Он протянул руку, погладил ей голову по теплым шелковым волосам, до плеча, до колена, чувствуя, как она качнулась, подалась к нему, желая прижаться.
– Я закопчу стеклышки, и мы пойдем с тобой смотреть затмение Солнца. Будет красиво, как в планетарии, и совсем не страшно. Там будет много зевак.
– Куда мы пойдем?
– На Поклонную гору. Там просторно, небо открыто. И есть часовня, для последней исповеди.

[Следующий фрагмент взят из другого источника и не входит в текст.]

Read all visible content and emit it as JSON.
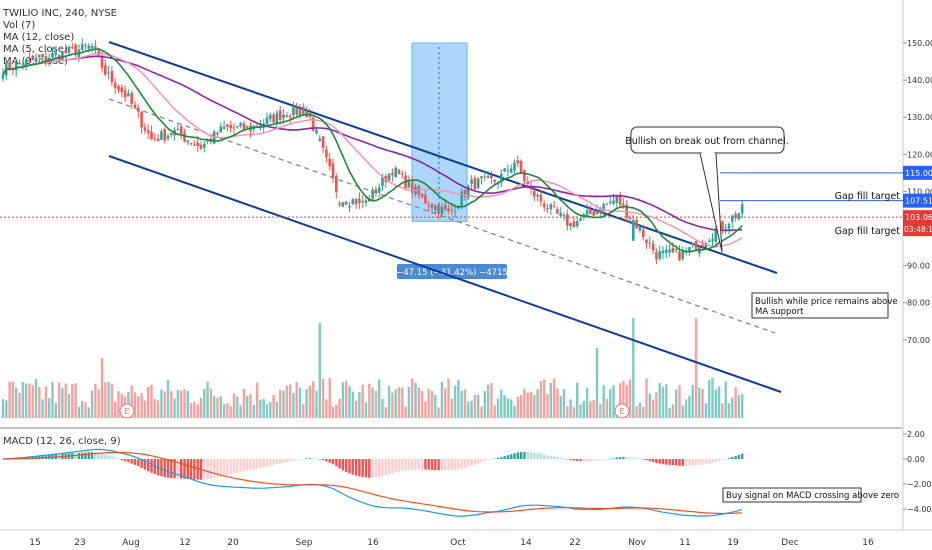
{
  "header": {
    "symbol_line": "TWILIO INC, 240, NYSE",
    "indicators": [
      "Vol (7)",
      "MA (12, close)",
      "MA (5, close)",
      "MA (9, close)"
    ],
    "macd_label": "MACD (12, 26, close, 9)"
  },
  "colors": {
    "up": "#26a69a",
    "down": "#ef5350",
    "ma_fast": "#1b8a3a",
    "ma_mid": "#f48fb1",
    "ma_slow": "#8e24aa",
    "channel": "#0d3b9c",
    "macd_line": "#2196f3",
    "signal_line": "#f4511e",
    "hline": "#2962ff",
    "price_line": "#e53935",
    "measure_fill": "#90caf9"
  },
  "chart_data": [
    {
      "type": "candlestick",
      "title": "TWILIO INC, 240, NYSE",
      "x_labels": [
        "15",
        "23",
        "Aug",
        "12",
        "20",
        "Sep",
        "16",
        "Oct",
        "14",
        "22",
        "Nov",
        "11",
        "19",
        "Dec",
        "16"
      ],
      "y_ticks": [
        150.0,
        140.0,
        130.0,
        120.0,
        110.0,
        90.0,
        80.0,
        70.0
      ],
      "y_tick_labels": [
        "150.00",
        "140.00",
        "130.00",
        "120.00",
        "110.00",
        "90.00",
        "80.00",
        "70.00"
      ],
      "ylim": [
        65,
        155
      ],
      "anchors": [
        [
          0,
          143
        ],
        [
          12,
          146
        ],
        [
          27,
          149
        ],
        [
          31,
          142
        ],
        [
          38,
          135
        ],
        [
          45,
          124
        ],
        [
          52,
          126
        ],
        [
          60,
          122
        ],
        [
          67,
          127
        ],
        [
          75,
          127
        ],
        [
          85,
          131
        ],
        [
          92,
          132
        ],
        [
          96,
          123
        ],
        [
          102,
          108
        ],
        [
          110,
          107
        ],
        [
          118,
          116
        ],
        [
          127,
          108
        ],
        [
          135,
          104
        ],
        [
          142,
          112
        ],
        [
          150,
          113
        ],
        [
          155,
          118
        ],
        [
          160,
          110
        ],
        [
          166,
          105
        ],
        [
          172,
          101
        ],
        [
          178,
          104
        ],
        [
          186,
          108
        ],
        [
          192,
          101
        ],
        [
          198,
          93
        ],
        [
          206,
          93
        ],
        [
          214,
          98
        ],
        [
          224,
          105
        ]
      ],
      "bar_count": 225,
      "moving_averages": [
        "MA (12, close)",
        "MA (5, close)",
        "MA (9, close)"
      ],
      "annotations": [
        "Bullish on break out from channel.",
        "Gap fill target",
        "Gap fill target",
        "Bullish while price remains above MA support",
        "Buy signal on MACD crossing above zero"
      ],
      "price_labels": [
        {
          "text": "115.00",
          "value": 115.0
        },
        {
          "text": "107.51",
          "value": 107.51
        },
        {
          "text": "103.06",
          "value": 103.06
        }
      ],
      "countdown": "03:48:11",
      "measure": {
        "text": "−47.15 (−31.42%) −4715",
        "from_value": 150.0,
        "to_value": 103.0
      },
      "earnings_marker": "E"
    },
    {
      "type": "bar",
      "title": "Vol (7)",
      "y_ticks": [],
      "spikes": [
        [
          96,
          0.95
        ],
        [
          191,
          1.0
        ],
        [
          210,
          1.0
        ],
        [
          180,
          0.7
        ],
        [
          30,
          0.6
        ]
      ]
    },
    {
      "type": "line",
      "title": "MACD (12, 26, close, 9)",
      "y_ticks": [
        2.0,
        0.0,
        -2.0,
        -4.0
      ],
      "y_tick_labels": [
        "2.00",
        "0.00",
        "−2.00",
        "−4.00"
      ],
      "ylim": [
        -5.5,
        2.6
      ],
      "series": [
        {
          "role": "macd",
          "values": "derived from price closes (EMA12 − EMA26)"
        },
        {
          "role": "signal",
          "values": "EMA9 of MACD"
        }
      ]
    }
  ]
}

– Надо одеться в белые одежды. Все люди наденут саваны и придут на Поклонную гору встречать конец света.
– Перестань. – Он ее обнял, мягко положил на кушетку, стараясь расцепить ее гибкие пальцы, отыскивая среди опавших волос дышащие губы. – Скоро чудесная московская осень. Начало театрального сезона. Начинается светская жизнь. Я возобновлю знакомства, буду выводить тебя в свет, к дипломатам, светилам науки. Ты станешь блистать.
– В белом саване, – сказала она уныло.
– Да что ты себя хоронишь! Завтра же идем в самый модный магазин и купим тебе роскошное вечернее платье!
– Какое? – оживилась она.
– Стиль «принцесс»! Ведь ты же моя принцесса.
– Ты мой спаситель и утешитель, – сказала она, благодарная ему за его чуткую нежность. – Иди ко мне, я тебя обниму.
В черном окне стеклянно зашелестело. В комнату вместе с шумом дождя влетело холодное дуновение озона. Она обнимала его затылок, жадно целовала. Он чувствовал силу ее ног, задыхался в ее волосах. Успел разглядеть, как в ее сжатых, полузакрытых глазах промелькнул длинный электрический блеск, словно ночной разряд молнии.
Они пошли выбирать ей платье. Магазин, где они оказались, был стеклянным отсеком среди дорогого и нарядного торжища на берегу Москвы-реки, сразу же за «Хаммер-центром», где бронзовый легконогий Гермес, покровитель купцов и торговцев, отталкивался от земной сферы, сообщая ей незатихающее вращение.
В магазине, куда они вошли с Дашей, было безлюдно. На хромированных вешалках были развешаны дорогие французские, итальянские и английские платья. Пахло духами, сладкими лаками и какими-то тонкими раздражающими специями. Навстречу им вышел хозяин, старомодно-узнаваемый, в жилетке, с золотой цепью от карманных часов, лысый, с черными, загнутыми усами, словно сошел с торговой вывески начала века.